Search strategy and selection criteria

References were identified by searches of PubMed from 1966 until October 2007 with the terms “cluster headache” and “cataract”. Only papers published in English were reviewed.

Discussion

Our search in PubMed shows only one report of a patient with cluster-like headache, which began after surgical removal of the crystalline for cataract and intraocular lens implant [19]. Therefore, to our knowledge, this is the first report of cataract occurring in cluster headache patients and, interestingly, on the same eye affected by the pain attack. It is of interest that both patients developed cataract in a young age, after suffering for years from chronic cluster headache attacks and in the absence of main risk factors for the development of early onset cataract, including prolonged steroid drugs exposure.

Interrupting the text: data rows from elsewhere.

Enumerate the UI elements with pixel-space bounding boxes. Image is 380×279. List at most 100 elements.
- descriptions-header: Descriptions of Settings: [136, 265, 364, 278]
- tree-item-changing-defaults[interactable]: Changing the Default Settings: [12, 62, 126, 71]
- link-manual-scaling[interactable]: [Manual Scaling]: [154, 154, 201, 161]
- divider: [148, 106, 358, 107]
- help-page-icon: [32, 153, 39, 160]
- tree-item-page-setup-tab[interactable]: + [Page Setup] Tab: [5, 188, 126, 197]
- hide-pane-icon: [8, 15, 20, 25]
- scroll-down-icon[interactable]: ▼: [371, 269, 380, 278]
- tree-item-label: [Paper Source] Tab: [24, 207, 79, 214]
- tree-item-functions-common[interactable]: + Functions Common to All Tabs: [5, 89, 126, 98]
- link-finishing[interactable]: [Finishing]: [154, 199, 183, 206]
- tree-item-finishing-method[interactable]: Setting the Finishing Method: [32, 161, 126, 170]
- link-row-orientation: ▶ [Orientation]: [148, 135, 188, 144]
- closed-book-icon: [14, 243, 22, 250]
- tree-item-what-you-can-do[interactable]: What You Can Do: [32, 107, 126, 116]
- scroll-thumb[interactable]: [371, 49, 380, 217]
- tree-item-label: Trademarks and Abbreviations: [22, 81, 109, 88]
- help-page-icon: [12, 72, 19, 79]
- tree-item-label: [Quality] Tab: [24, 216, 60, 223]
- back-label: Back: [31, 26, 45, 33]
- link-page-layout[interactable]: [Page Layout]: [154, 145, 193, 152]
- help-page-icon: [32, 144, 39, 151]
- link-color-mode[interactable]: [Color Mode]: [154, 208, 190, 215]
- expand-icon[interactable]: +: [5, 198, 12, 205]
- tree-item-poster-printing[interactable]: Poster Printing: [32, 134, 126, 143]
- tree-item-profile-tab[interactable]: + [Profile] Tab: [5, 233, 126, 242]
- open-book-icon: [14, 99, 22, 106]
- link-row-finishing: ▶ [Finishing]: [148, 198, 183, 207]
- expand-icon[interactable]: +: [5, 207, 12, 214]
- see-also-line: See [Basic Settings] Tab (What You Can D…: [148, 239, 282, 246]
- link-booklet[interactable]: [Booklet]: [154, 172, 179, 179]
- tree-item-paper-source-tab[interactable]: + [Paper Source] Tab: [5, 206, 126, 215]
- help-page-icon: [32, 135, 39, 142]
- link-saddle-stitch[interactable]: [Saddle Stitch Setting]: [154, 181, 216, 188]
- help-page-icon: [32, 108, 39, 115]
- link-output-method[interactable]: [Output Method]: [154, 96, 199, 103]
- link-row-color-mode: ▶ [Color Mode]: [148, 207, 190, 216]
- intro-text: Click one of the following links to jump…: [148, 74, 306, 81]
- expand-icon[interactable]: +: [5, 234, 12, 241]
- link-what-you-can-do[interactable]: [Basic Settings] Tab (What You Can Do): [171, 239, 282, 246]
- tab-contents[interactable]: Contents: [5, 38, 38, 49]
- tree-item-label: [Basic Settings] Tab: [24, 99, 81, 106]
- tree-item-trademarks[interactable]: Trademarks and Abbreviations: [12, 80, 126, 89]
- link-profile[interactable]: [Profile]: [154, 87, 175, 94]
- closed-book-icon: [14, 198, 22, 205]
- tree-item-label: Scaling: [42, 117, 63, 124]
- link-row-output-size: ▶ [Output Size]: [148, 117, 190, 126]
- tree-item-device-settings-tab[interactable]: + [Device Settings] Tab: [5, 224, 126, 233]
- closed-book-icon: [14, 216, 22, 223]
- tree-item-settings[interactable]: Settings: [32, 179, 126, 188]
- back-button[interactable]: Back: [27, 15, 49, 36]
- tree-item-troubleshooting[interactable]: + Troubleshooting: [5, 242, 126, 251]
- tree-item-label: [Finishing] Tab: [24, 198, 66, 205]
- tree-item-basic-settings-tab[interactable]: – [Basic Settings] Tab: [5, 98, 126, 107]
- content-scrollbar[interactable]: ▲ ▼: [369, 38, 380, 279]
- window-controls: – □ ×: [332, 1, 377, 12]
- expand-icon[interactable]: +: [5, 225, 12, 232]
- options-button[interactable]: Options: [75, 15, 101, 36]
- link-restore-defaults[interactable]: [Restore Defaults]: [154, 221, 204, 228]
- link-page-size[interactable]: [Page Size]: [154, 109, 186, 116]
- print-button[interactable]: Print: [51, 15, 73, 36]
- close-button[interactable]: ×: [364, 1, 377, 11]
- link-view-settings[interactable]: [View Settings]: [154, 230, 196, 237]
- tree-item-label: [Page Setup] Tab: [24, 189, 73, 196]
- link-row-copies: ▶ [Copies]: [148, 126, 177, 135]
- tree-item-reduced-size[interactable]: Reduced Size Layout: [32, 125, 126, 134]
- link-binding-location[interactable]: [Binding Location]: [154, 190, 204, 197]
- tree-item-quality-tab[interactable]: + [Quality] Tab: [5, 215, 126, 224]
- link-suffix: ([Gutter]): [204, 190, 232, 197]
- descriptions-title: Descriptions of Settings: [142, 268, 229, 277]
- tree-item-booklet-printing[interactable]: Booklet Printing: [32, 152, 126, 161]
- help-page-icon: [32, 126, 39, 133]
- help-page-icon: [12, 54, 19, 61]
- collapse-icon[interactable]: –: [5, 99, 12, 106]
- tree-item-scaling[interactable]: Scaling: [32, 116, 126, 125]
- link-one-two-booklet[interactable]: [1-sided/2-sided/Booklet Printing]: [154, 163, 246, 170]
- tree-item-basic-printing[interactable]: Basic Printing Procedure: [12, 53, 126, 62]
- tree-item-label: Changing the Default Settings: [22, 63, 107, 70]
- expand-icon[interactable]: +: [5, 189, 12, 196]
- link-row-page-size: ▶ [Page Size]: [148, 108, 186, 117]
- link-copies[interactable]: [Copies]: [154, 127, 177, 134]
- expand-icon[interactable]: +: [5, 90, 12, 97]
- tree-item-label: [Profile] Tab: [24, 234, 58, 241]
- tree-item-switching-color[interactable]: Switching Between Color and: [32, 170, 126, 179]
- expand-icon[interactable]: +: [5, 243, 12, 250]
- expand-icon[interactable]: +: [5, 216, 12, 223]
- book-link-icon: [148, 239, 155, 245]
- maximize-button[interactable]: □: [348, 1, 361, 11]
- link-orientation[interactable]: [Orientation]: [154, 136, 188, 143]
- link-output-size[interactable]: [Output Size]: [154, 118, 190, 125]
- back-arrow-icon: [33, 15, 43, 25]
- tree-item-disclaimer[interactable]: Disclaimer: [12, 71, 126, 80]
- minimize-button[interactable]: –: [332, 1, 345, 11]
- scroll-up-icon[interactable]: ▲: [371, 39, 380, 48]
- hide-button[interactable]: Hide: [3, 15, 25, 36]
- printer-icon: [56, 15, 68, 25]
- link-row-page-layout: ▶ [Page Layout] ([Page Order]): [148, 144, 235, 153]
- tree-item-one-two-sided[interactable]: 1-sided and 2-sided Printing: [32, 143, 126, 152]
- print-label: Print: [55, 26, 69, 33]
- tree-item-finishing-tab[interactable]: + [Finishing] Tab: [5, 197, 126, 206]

It is noteworthy that the two patients, although not relative, had the same, rather uncommon, last name that we found to be specifically represented in a defined area of north-eastern Italy. However, because we could not investigate the pedigree of one patient, any hypothetical genetic link between the uncommon occurrence of early onset cataract and cluster headache cannot be proposed. In addition, it was not possible to perform in either of the two patients any investigation on ocular inflammation. Thus, no speculation can be made on a possible causal relationship between repeated episodes of pain, inflammation and autonomic abnormalities that are considered to contribute to the cluster headache attack, and the precocious occurrence of the cataract. However, this first evidence of the occurrence of cataract in relatively young adult men with a history of chronic cluster headache is of importance, because underlining this uncommon type of comorbidity may favour the report of additional similar cases.